Cigarrilhas têm cheiro de suor misturado, têm forma de clarafrio, têm jeito de perder o juízo e a noção de quem se é pra não recuperar nunca mais.
Cigarrilhas afogam, machucam, viciam, humilham.
Não fumo mais cigarrillas.
Na verdade, nunca fumei, embora ache as caixinhas bonitinhas.
Prefiro segurar entre meus próprios dedos despretensiosos um bom paieiro.

19 de outubro de 2009

Sobre bruxas e borboletas

(ou "A mulher desiludida 2". Ou "Terezinha de Jesus")

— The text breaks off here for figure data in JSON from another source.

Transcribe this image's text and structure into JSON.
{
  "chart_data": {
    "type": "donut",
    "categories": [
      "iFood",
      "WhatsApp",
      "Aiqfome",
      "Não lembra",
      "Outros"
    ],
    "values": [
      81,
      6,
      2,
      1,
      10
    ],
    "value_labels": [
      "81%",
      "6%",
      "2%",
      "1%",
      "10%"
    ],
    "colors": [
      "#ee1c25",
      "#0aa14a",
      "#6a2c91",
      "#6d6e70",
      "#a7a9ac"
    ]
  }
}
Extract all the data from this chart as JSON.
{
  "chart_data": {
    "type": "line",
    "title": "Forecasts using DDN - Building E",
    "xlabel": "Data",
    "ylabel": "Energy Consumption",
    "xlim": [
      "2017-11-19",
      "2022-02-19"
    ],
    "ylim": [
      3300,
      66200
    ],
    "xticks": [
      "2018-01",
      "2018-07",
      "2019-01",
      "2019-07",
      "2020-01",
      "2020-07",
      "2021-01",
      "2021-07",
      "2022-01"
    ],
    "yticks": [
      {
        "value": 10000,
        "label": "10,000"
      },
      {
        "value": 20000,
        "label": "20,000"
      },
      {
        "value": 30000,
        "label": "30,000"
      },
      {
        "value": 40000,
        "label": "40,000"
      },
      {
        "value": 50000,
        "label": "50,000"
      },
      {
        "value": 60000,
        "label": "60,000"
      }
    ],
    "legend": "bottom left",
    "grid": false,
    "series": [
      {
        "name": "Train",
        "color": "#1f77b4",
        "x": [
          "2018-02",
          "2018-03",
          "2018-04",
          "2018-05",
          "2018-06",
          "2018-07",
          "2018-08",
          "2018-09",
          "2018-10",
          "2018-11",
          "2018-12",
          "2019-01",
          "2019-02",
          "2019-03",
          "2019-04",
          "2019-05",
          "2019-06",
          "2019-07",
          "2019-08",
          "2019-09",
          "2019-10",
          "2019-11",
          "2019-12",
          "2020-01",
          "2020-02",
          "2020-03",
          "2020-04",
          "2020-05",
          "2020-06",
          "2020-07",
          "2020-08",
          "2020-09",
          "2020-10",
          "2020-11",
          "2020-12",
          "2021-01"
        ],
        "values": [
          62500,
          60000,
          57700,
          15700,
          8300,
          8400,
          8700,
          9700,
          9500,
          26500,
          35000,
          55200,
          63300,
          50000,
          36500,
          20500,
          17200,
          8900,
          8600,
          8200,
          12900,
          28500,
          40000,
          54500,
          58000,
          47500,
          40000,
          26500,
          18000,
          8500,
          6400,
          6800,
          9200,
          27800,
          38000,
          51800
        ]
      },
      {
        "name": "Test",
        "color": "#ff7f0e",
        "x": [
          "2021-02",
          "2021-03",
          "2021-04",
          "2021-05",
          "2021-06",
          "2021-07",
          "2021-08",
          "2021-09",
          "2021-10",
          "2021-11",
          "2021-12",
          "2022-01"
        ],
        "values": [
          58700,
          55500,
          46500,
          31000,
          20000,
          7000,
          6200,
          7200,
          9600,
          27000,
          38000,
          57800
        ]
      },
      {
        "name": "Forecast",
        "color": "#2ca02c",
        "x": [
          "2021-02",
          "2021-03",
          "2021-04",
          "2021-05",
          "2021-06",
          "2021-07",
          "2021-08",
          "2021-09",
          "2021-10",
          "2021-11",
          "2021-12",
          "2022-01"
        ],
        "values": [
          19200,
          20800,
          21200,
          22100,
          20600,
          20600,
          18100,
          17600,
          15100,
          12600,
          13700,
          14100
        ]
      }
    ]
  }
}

Aquela bruxa me roubou tudo.
Enfeitiça com seu jeito de desamparada, mas não me engana.
Do canto que me restou, vejo como ela vai mudando de cara pra agradar todo mundo.
Será que ele não vê? Ele não é assim. A gente não é assim.
Nem sei mais o que ele é. Ele está viciado. Viciado nas coisas nojentas que eles fazem.
Não consigo nem pensar em chegar perto dele de novo quando penso que eles...
E acham que eu não vejo!
Às vezes, tenho vontade de gritar na cara deles.
E seria como se todo mundo pulasse para mudar o eixo da terra.
Mas como eu conseguiria respirar se fosse atirada pra longe dele?
Então, fico quietinha, com minhas caras e bocas pra agradar todo mundo.
Não posso ficar desamparada.

Camarote VIP

Gosto de ver o mundo pela janela - de preferência, por detrás das cortinas.
Fazer elucubrações, observações brilhantes, apresentar hipóteses jamais imaginadas para explicar todas as questões da humanidade - meus caros, como sou bom nisso.
Agora, não me peçam para meter a cara, as mãos ou os pés no mundo. Caçador implacável que sou, não vou fazer a besteira de me tornar caça de mim mesmo, não é?
Um distanciamento seguro - por que não? E, ao final de um longo dia da mais fina e asséptica observação da realidade, apertar meu próprio "turn off" e descansar o sono dos mortos-vivos.

Rosa que rola

                          Uma bola rosa-choque puxou conversa com meu pé
                                       E eu, embevecida em meus devaneios

Nem dei bola pra ela...

         Desconsolada, ela correu
                                              rua
                                                  abaixo
        
Enquanto a dona do pé - e da bola
                                                                                       Da outra ponta
                                                                                              Me olhava

                                            Entre constrangida e incrédula
                                                  Linda como as meninas
                                   Que brincam com bolas rosas-choque

14 de outubro de 2009

Cambiações

O chão parece sumir debaixo dos meus pés por ruas ainda não decoradas.
Vertigem? Deleite.
É o vento que me atravessa o cérebro enquanto me misturo às coisas distraídas.
Quem me guia? Quem me diz qual é o próximo passo?
Esse "novo" eu que "surge", que traz de mim?
Para onde há de me levar meu rabo?

1 de outubro de 2009

Vendida

Ando pelo mundo lânguida e desinteressada das coisas como uma gata velha.
Tenho minha almofada, tenho minha ração.
Recebo de bom grado os afagos desatentos de quem passa.
É hipocrisia ou instinto de sobrevivência o que me impede de enxergar as redes na janela?
Mimetizo-me, mas sempre gata:
me faço de tola enquanto engulo passarinhos pelos cantos da casa.